Are there any questions?

I recently presented my work at the American Chemical Society (ACS) National Meeting in Orlando. It was a great conference and I’d definitely recommend it to anyone in this field. I caught up with my lab mates from my undergraduate university, connected with graduate students and post-docs working in similar areas of research, received career advice from industry personnel, and listened to thought-provoking talks by distinguished academics. One of my favorite parts of the conference was a gender inclusivity workshop focused on making the conference more accessible to women and providing support for women who are looking to enter leadership roles; it had a nearly 50/50 gender balance, which is something I have never seen in a session of that nature! 


I presented my research in a talk in the first session on the first day of the conference. Our session was focused on looking ahead to the next five years in biotechnology. I’ve encountered a few road blocks in my project lately and I was really excited to explain the challenges I was facing and brainstorm solutions with more experienced scientists.

I got a little bit nervous just before I gave my talk. The speaker before me had run over by a few minutes. We had planned to switch microphones at the end of the questions portion of his talk, but we skipped questions and went straight into my talk. I tend to rely heavily on planning and structure, so I felt a little disoriented. I delivered my talk calmly and confidently, though not quite as energetically as I intended. I thanked the audience and the chair of the session stood up and said, “Are there any questions?”


I realized that my talk, while very thorough, had been a bit too technical for this audience. Because the session far so forward-focused, the speakers discussed a wide variety of topics from cost modelling to novel chromatography methods to data collection and interpretation. It was a very thought-provoking session, and while there were many experts in the room, only a few of them were experts in anything related to my work. 
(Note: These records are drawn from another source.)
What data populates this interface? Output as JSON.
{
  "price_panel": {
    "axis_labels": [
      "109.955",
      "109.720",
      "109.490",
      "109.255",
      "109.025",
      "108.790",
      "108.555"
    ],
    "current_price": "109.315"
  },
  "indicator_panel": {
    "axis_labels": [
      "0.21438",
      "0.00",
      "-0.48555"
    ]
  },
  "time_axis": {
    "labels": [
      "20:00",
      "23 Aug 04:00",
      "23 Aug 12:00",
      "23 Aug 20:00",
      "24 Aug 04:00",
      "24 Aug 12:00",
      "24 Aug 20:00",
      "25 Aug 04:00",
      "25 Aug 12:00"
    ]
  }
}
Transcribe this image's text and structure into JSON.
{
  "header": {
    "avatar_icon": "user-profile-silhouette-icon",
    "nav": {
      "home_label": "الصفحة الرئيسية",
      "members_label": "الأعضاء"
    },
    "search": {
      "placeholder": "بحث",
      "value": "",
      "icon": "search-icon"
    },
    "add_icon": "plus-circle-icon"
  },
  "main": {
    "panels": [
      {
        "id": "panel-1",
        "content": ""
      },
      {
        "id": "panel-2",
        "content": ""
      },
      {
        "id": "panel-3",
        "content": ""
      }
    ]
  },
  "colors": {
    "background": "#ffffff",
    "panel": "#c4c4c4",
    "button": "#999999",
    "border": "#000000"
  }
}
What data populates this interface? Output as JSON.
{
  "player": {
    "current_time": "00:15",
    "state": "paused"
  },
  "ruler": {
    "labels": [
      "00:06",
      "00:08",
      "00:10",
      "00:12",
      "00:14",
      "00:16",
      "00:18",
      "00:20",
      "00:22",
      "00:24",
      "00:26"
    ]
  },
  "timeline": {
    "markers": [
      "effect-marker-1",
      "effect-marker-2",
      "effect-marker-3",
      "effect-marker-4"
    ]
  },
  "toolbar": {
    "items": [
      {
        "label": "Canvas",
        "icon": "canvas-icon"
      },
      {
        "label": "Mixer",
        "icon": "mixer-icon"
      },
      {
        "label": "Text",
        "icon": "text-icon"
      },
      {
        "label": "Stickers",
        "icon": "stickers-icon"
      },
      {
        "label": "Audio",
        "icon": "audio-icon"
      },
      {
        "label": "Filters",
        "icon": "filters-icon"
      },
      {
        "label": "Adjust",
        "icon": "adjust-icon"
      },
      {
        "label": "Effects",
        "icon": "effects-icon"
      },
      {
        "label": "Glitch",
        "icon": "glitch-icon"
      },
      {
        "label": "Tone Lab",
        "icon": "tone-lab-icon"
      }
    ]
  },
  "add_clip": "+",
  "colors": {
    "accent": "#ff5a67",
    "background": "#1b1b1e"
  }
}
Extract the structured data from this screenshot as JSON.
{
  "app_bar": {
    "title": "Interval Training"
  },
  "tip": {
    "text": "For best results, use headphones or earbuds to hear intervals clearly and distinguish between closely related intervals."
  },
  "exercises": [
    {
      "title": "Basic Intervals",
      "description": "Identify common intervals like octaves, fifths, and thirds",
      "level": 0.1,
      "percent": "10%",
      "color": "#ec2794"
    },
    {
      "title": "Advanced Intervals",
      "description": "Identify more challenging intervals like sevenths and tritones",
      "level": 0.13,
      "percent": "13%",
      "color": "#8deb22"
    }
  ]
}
I stood there in silence for several seconds and waited for someone – anyone – to ask me a question. Finally, an audience member raised their hand and asked for clarification on something I had mentioned in one of my slides. Another audience member asked me if I had considered altering the sequence of my protein of interest. They were both fair questions and I did my best to consider what they had said and answer appropriately. I really struggle with the questions portion of presentations because I tend to get a bit defensive. When an audience member suggests that I change something about my project – especially something I’ve already thought to try or have tried, but didn’t include in my presentation because it was unsuccessful –  I get frustrated because I feel like I’m repeating the same fruitless attempt again. I have to remind myself that they are trying to help me and that I need to keep an open mind and consider what they are saying.

As I made my way back to my seat, a professor from my university told me: “Good talk.” It didn’t seem very good to me. I was disappointed with my talk; presentations should be thought provoking and stimulate discussion. Mine barely had any questions. 

When we broke for lunch, I had two researchers approach me. They both complimented me on my talk. They said that they thought my research was interesting, but that they couldn’t wrap their heads around the problems I was experiencing. “It just doesn’t make sense!” one of them told me. As the conference continued, I met more people who had been in the audience during my talk. Most of them told me the same thing: my work was intriguing, I had explained it well, and they had no idea how to help me solve the problems I was having. 

I took me a few days to fully understand that my talk had gone as well as it could have gone. I’m having a very difficult problem and even some of the leaders in my field don’t have any idea of how to solve it. That means I’m doing really important work (or that I’m on a fool’s errand, we may never really know for certain). This presentation made me re-evaluate the fundamental questions I’m trying to answer during my PhD and renewed my enthusiasm for my research. That’s what conferences are all about, right? 

Even though, my presentation did not go at all the way that I had planned, I’m really glad it didn’t – I’ve learned so much more through this experience!